REPUBLIKA.CO.ID, JAKARTA -- Terpilihnya Donald Trump menjadi Presiden AS dinilai akan berdampak pada ekonomi Indonesia secara luas. Indeks Harga Saham Gabungan (IHSG) pada penutupan perdagangan Rabu (9/11) ini berada di level 5.414,32, turun 56,36 poin atau setara 1,03 persen. Sedangkan rupiah ditutup melemah di level Rp 13.127 per dolar AS.

Analis dari Samuel Aset Management, Lana Soelistianingsih mengatakan, pasar keuangan global lebih mendukung ke Hillary Clinton karena memiliki pendukung lebih besar di New York, di mana di sana ada Wall Street. Kemenangan Trump yang tidak sesuai ekspektasi pasar ini dinilai akan memberi sentimen negatif ke pasar keuangan global. Untuk di Indonesia, dampaknya tidak hanya ke nilai tukar rupiah tapi juga terhadap perekonomian nasional secara luas.

Menurut Lana, Bank Indonesia harus mewaspadai laju rupiah dan jangan sampai melewati batas amannya yaitu Rp 13.280 per dolar AS. "Kalau secara teknikal, rupiah di angka Rp 13.280 itu masih oke. Akan tetapi, jika melewati angka tersebut harus ada kehati-hatian. Jadi potensinya akan mengkhawatirkan," ujar Lana di Jakarta, Rabu (9/11).

Untuk itu, Bank Indonesia harus terus waspada. Dana cadangan devisa (cadev) yang per akhir Oktober 115 miliar dolar AS bisa didorong untuk menstabilkan pasar.  "Karena jika secara psikologis (kurs Rp 13.280) akan cukup mengganggu. Yang tadinya anteng tidak beli dolar AS, orang malah pada beli," kata Lana. (Baca juga: Kurs Rupiah Turun Merespons Kemenangan Donald Trump)
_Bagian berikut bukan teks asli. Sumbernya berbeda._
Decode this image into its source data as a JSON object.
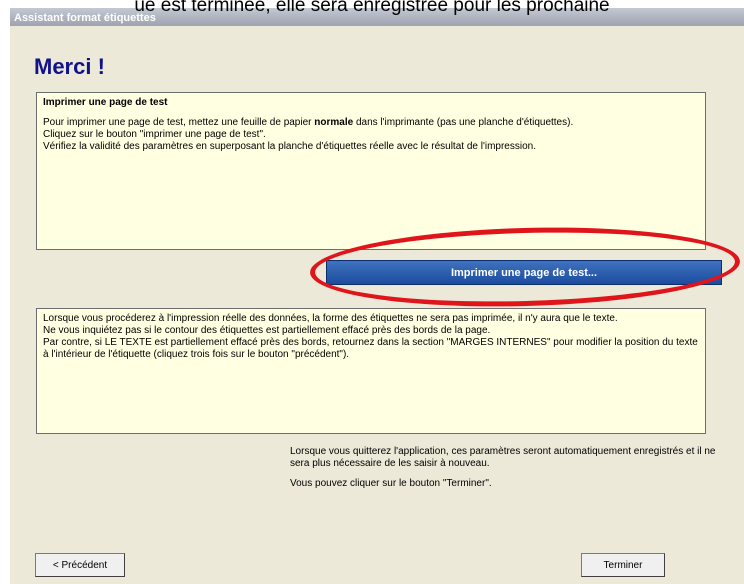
{
  "overlay_caption": "ue est terminée, elle sera enregistrée pour les prochaine",
  "window": {
    "title": "Assistant format étiquettes"
  },
  "heading": "Merci !",
  "test_panel": {
    "title": "Imprimer une page de test",
    "line1_before_bold": "Pour imprimer une page de test, mettez une feuille de papier ",
    "line1_bold": "normale",
    "line1_after_bold": " dans l'imprimante (pas une planche d'étiquettes).",
    "line2": "Cliquez sur le bouton \"imprimer une page de test\".",
    "line3": "Vérifiez la validité des paramètres en superposant la planche d'étiquettes réelle avec le résultat de l'impression."
  },
  "test_button_label": "Imprimer une page de test...",
  "notes_panel": {
    "line1": "Lorsque vous procéderez à l'impression réelle des données, la forme des étiquettes ne sera pas imprimée, il n'y aura que le texte.",
    "line2": "Ne vous inquiétez pas si le contour des étiquettes est partiellement effacé près des bords de la page.",
    "line3": "Par contre, si LE TEXTE est partiellement effacé près des bords, retournez dans la section \"MARGES INTERNES\" pour modifier la position du texte à l'intérieur de l'étiquette (cliquez trois fois sur le bouton \"précédent\")."
  },
  "info": {
    "line1": "Lorsque vous quitterez l'application, ces paramètres seront automatiquement enregistrés et il ne sera plus nécessaire de les saisir à nouveau.",
    "line2": "Vous pouvez cliquer sur le bouton \"Terminer\"."
  },
  "buttons": {
    "previous": "< Précédent",
    "finish": "Terminer"
  },
  "colors": {
    "heading": "#12128a",
    "panel_bg": "#ffffe1",
    "button_blue": "#2a5aaa",
    "highlight_ring": "#e0141b"
  }
}
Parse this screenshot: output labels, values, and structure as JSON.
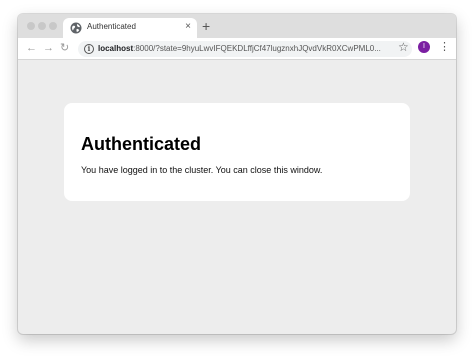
{
  "browser": {
    "tab": {
      "favicon": "globe-icon",
      "title": "Authenticated",
      "close_icon": "×"
    },
    "new_tab_icon": "+",
    "toolbar": {
      "back_icon": "←",
      "forward_icon": "→",
      "reload_icon": "↻",
      "info_icon": "i",
      "url_host": "localhost",
      "url_rest": ":8000/?state=9hyuLwvIFQEKDLffjCf47lugznxhJQvdVkR0XCwPML0...",
      "bookmark_icon": "☆",
      "profile_initial": "I",
      "menu_icon": "⋮"
    },
    "colors": {
      "profile_avatar": "#7b1fa2",
      "page_background": "#ededed"
    }
  },
  "page": {
    "heading": "Authenticated",
    "message": "You have logged in to the cluster. You can close this window."
  }
}
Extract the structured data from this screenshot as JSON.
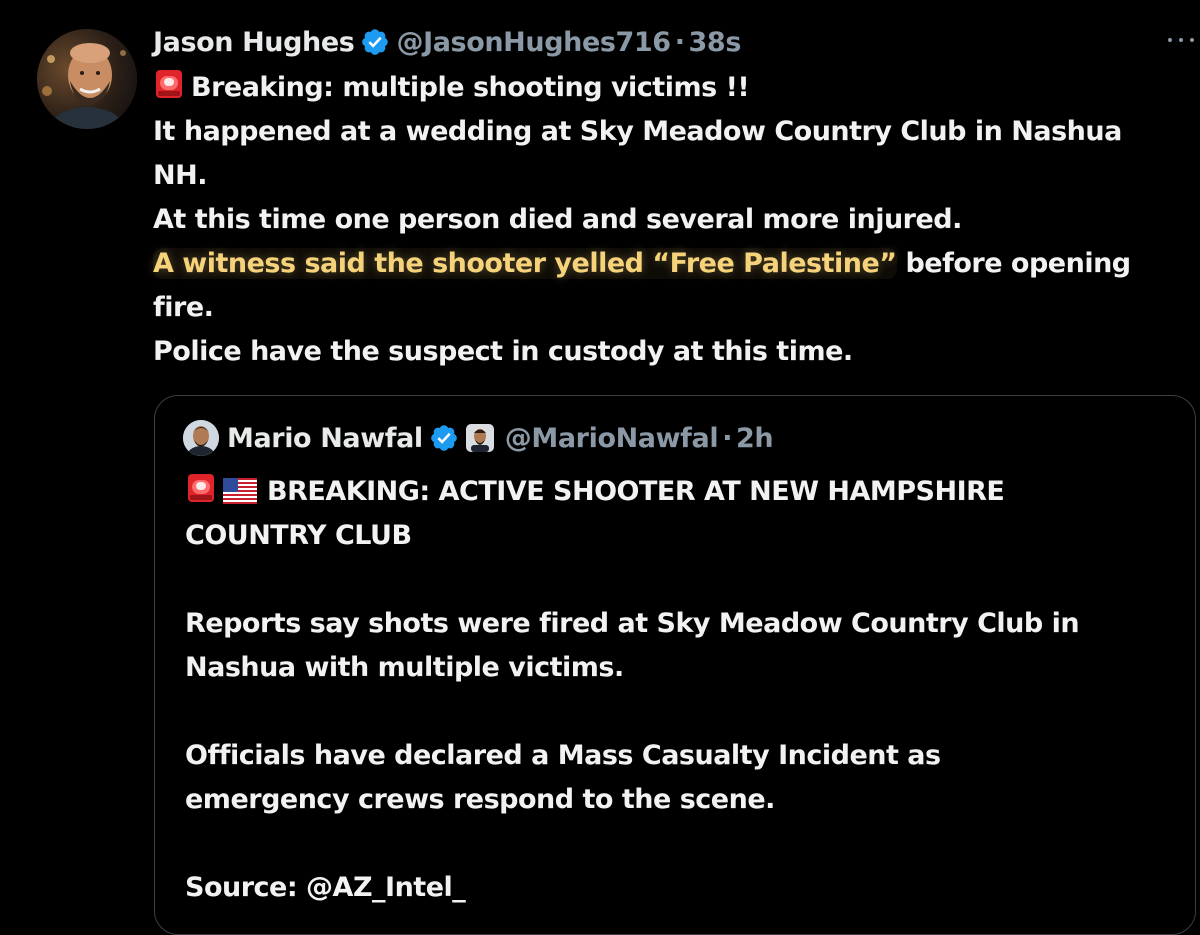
{
  "tweet": {
    "author": {
      "name": "Jason Hughes",
      "handle": "@JasonHughes716",
      "separator": "·",
      "time": "38s",
      "verified": true,
      "avatar": "avatar-photo"
    },
    "more_icon": "more-dots-icon",
    "lines": [
      "Breaking: multiple shooting victims !!",
      "It happened at a wedding at Sky Meadow Country Club in Nashua",
      "NH.",
      "At this time one person died and several more injured.",
      "A witness said the shooter yelled “Free Palestine”",
      " before opening",
      "fire.",
      "Police have the suspect in custody at this time."
    ],
    "highlight_color": "#f6d27a"
  },
  "quoted": {
    "author": {
      "name": "Mario Nawfal",
      "handle": "@MarioNawfal",
      "separator": "·",
      "time": "2h",
      "verified": true
    },
    "headline_1": "BREAKING: ACTIVE SHOOTER AT NEW HAMPSHIRE",
    "headline_2": "COUNTRY CLUB",
    "para_1_line_1": "Reports say shots were fired at Sky Meadow Country Club in",
    "para_1_line_2": "Nashua with multiple victims.",
    "para_2_line_1": "Officials have declared a Mass Casualty Incident as",
    "para_2_line_2": "emergency crews respond to the scene.",
    "source": "Source: @AZ_Intel_"
  },
  "colors": {
    "background": "#000000",
    "text": "#e7e9ea",
    "secondary": "#8b98a5",
    "verified": "#1d9bf0",
    "border": "#3b3f44"
  }
}
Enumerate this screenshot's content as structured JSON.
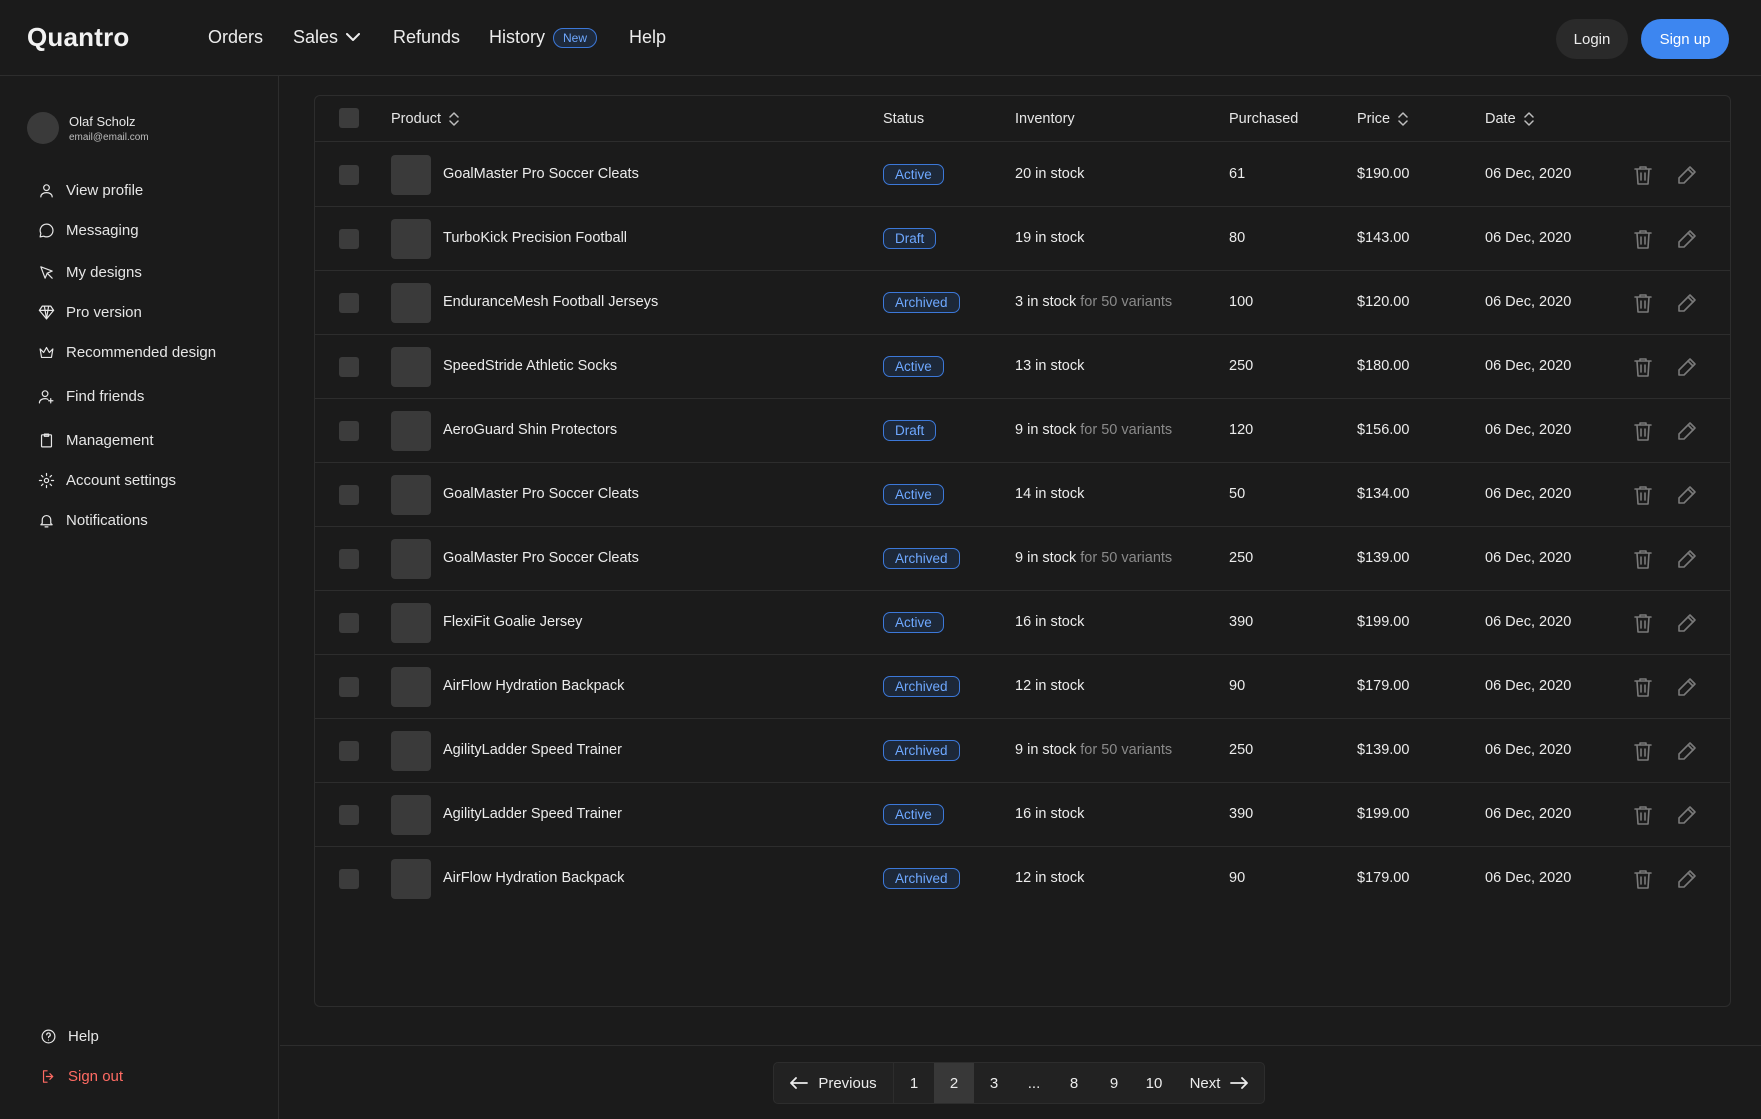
{
  "brand": "Quantro",
  "nav": {
    "orders": "Orders",
    "sales": "Sales",
    "refunds": "Refunds",
    "history": "History",
    "history_badge": "New",
    "help": "Help",
    "login": "Login",
    "signup": "Sign up"
  },
  "user": {
    "name": "Olaf Scholz",
    "email": "email@email.com"
  },
  "sidebar": {
    "items": [
      {
        "label": "View profile",
        "icon": "user-icon"
      },
      {
        "label": "Messaging",
        "icon": "message-icon"
      },
      {
        "label": "My designs",
        "icon": "pen-tool-icon"
      },
      {
        "label": "Pro version",
        "icon": "diamond-icon"
      },
      {
        "label": "Recommended design",
        "icon": "crown-icon"
      },
      {
        "label": "Find friends",
        "icon": "user-plus-icon"
      },
      {
        "label": "Management",
        "icon": "clipboard-icon"
      },
      {
        "label": "Account settings",
        "icon": "gear-icon"
      },
      {
        "label": "Notifications",
        "icon": "bell-icon"
      }
    ],
    "help": "Help",
    "signout": "Sign out"
  },
  "table": {
    "headers": {
      "product": "Product",
      "status": "Status",
      "inventory": "Inventory",
      "purchased": "Purchased",
      "price": "Price",
      "date": "Date"
    },
    "rows": [
      {
        "name": "GoalMaster Pro Soccer Cleats",
        "status": "Active",
        "stock": "20 in stock",
        "variants": "",
        "purchased": "61",
        "price": "$190.00",
        "date": "06 Dec, 2020"
      },
      {
        "name": "TurboKick Precision Football",
        "status": "Draft",
        "stock": "19 in stock",
        "variants": "",
        "purchased": "80",
        "price": "$143.00",
        "date": "06 Dec, 2020"
      },
      {
        "name": "EnduranceMesh Football Jerseys",
        "status": "Archived",
        "stock": "3 in stock",
        "variants": "for 50 variants",
        "purchased": "100",
        "price": "$120.00",
        "date": "06 Dec, 2020"
      },
      {
        "name": "SpeedStride Athletic Socks",
        "status": "Active",
        "stock": "13 in stock",
        "variants": "",
        "purchased": "250",
        "price": "$180.00",
        "date": "06 Dec, 2020"
      },
      {
        "name": "AeroGuard Shin Protectors",
        "status": "Draft",
        "stock": "9 in stock",
        "variants": "for 50 variants",
        "purchased": "120",
        "price": "$156.00",
        "date": "06 Dec, 2020"
      },
      {
        "name": "GoalMaster Pro Soccer Cleats",
        "status": "Active",
        "stock": "14 in stock",
        "variants": "",
        "purchased": "50",
        "price": "$134.00",
        "date": "06 Dec, 2020"
      },
      {
        "name": "GoalMaster Pro Soccer Cleats",
        "status": "Archived",
        "stock": "9 in stock",
        "variants": "for 50 variants",
        "purchased": "250",
        "price": "$139.00",
        "date": "06 Dec, 2020"
      },
      {
        "name": "FlexiFit Goalie Jersey",
        "status": "Active",
        "stock": "16 in stock",
        "variants": "",
        "purchased": "390",
        "price": "$199.00",
        "date": "06 Dec, 2020"
      },
      {
        "name": "AirFlow Hydration Backpack",
        "status": "Archived",
        "stock": "12 in stock",
        "variants": "",
        "purchased": "90",
        "price": "$179.00",
        "date": "06 Dec, 2020"
      },
      {
        "name": "AgilityLadder Speed Trainer",
        "status": "Archived",
        "stock": "9 in stock",
        "variants": "for 50 variants",
        "purchased": "250",
        "price": "$139.00",
        "date": "06 Dec, 2020"
      },
      {
        "name": "AgilityLadder Speed Trainer",
        "status": "Active",
        "stock": "16 in stock",
        "variants": "",
        "purchased": "390",
        "price": "$199.00",
        "date": "06 Dec, 2020"
      },
      {
        "name": "AirFlow Hydration Backpack",
        "status": "Archived",
        "stock": "12 in stock",
        "variants": "",
        "purchased": "90",
        "price": "$179.00",
        "date": "06 Dec, 2020"
      }
    ]
  },
  "pagination": {
    "previous": "Previous",
    "next": "Next",
    "pages": [
      "1",
      "2",
      "3",
      "...",
      "8",
      "9",
      "10"
    ],
    "current": "2"
  },
  "colors": {
    "accent": "#3d86f0",
    "badge": "#6ea8ff",
    "danger": "#ff6b63"
  }
}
Lana berharap, BI akan menjaga kurs rupiah di level psikologis yang tidak berbahaya. Kalaupun terjadi pelemahan, ia nilai hanya akan terjadi dalam jangka pendek. Selain peran otoritas moneter, ia berharap laju mata uang dolar AS diharapkan juga mengalami penurunan. Seperti kondisi saat ini, di mana dolar AS melemah, tidak seperti Pilpres AS sebelumnya yang mengalami penguatan. "Ini aneh juga, biasanya dolar AS menguat, sekarang melemah. Jadi arus aset agak membingungkan. Kita lihat dulu, koreksinya seperti Brexit ya, nggak lama," ujarnya.

Pelemahan IHSG hari ini, menurutnya juga hanya merupakan kejutan jangka pendek. Namun, ia menilai tetap perlu kehati-hatian yang tinggi. "Mungkin juga kalau untuk kita, IHSG ke 5.200 itu sudah menjadi daya tarik. Sehingga diharapkan, investor lokal ambil posisi," katanya. (Baca juga: Trump Menang Pukul Indeks Harga Saham Gabungan)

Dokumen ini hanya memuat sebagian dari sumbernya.